Medium For Change

Visual artist Narciso Arguelles seeks to expand the horizon with border art.

 

Photo by J. Christopher Little.

Photo by J. Christopher Little.

Narciso Arguelles is an Oklahoma visual artist who uses any art medium necessary to dictate the issues that are important to indigenous, Latino and Chicano people. With, Agruelles jokes, his “perfect Chicano credentials,” he seeks to educate people with his work, which he calls “border art.” Arguelles teaches at Oklahoma City Community College and the Oklahoma City Museum of Art.

How has your experience as a Mexican-American influenced your art?

I describe myself as a Chicano artist. A Chicano recognizes and celebrates the indigenous side of our culture with Aztec and Mayan references. Being a Chicano also celebrates the European or Latino side of who we are, so you see Spanish references in our art, too. The third aspect we celebrate is the mixture of the indigenous and the Spanish: “Mestizo.” For example, I sometimes use Day of the Dead imagery in my art, which has its origins in Aztec religion, and it was mixed with Roman Catholic traditions.

What does the term “border art” mean?

Border art describes the art movement that developed around the U.S. and Mexico border around the early ‘90s. My people were dealing with issues of immigration, poverty and racism. Border art provided an interesting metaphor about living on the edge of society and acceptance.

It seems that whenever there is a problem with the U.S. economy, undocumented workers [become the] scapegoats. Border art developed organically as a way to educate people and protest injustices with the goal to bring about economic change, cultural inclusion and understanding.

What projects are you currently working on, and what are your artistic goals for 2015?

I am working on two big projects for 2014. I co-curated an art exhibit with the world-renowned graphic designer David Carson that opened in January at Mainsite Gallery in Norman.

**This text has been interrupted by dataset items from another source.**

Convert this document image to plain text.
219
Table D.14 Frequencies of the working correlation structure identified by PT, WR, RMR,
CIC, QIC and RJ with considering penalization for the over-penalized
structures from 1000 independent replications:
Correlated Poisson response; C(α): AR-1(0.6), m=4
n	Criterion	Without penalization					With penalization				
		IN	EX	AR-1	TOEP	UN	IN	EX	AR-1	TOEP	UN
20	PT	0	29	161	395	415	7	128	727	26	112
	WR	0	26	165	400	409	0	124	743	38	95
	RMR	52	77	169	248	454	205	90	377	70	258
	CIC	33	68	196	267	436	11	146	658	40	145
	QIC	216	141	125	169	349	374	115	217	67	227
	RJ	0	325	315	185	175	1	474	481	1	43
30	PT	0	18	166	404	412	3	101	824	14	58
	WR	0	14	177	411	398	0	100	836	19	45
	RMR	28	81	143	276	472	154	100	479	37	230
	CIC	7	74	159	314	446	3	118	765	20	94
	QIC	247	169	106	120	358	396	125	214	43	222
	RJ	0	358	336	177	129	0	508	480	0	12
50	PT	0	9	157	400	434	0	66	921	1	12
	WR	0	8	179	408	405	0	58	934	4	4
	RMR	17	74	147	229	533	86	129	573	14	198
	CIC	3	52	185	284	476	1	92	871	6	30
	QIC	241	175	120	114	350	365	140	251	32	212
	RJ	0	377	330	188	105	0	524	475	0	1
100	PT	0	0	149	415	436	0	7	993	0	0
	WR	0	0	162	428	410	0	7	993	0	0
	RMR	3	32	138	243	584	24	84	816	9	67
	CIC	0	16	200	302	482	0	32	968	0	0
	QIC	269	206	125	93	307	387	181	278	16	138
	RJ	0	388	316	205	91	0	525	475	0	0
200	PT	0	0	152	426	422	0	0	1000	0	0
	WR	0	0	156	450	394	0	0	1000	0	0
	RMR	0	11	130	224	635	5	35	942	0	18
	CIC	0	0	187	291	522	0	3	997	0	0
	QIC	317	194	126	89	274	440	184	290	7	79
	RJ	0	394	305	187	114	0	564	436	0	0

The exhibit, Balance: Art + Design, is a group show of graphic designers in Oklahoma.

The second big exhibit (under the working title The Occupied) will be at Living Arts of Tulsa in May. The artwork, based on photography, will document Latino cultures as well as Native American peoples – historically disenfranchised groups in Oklahoma.

My artist goals are the same every year. The goal is to change the world for the better. Sounds like a lofty goal or like a dream, I know, but the little impact that I have in my little part of the world is my motivation.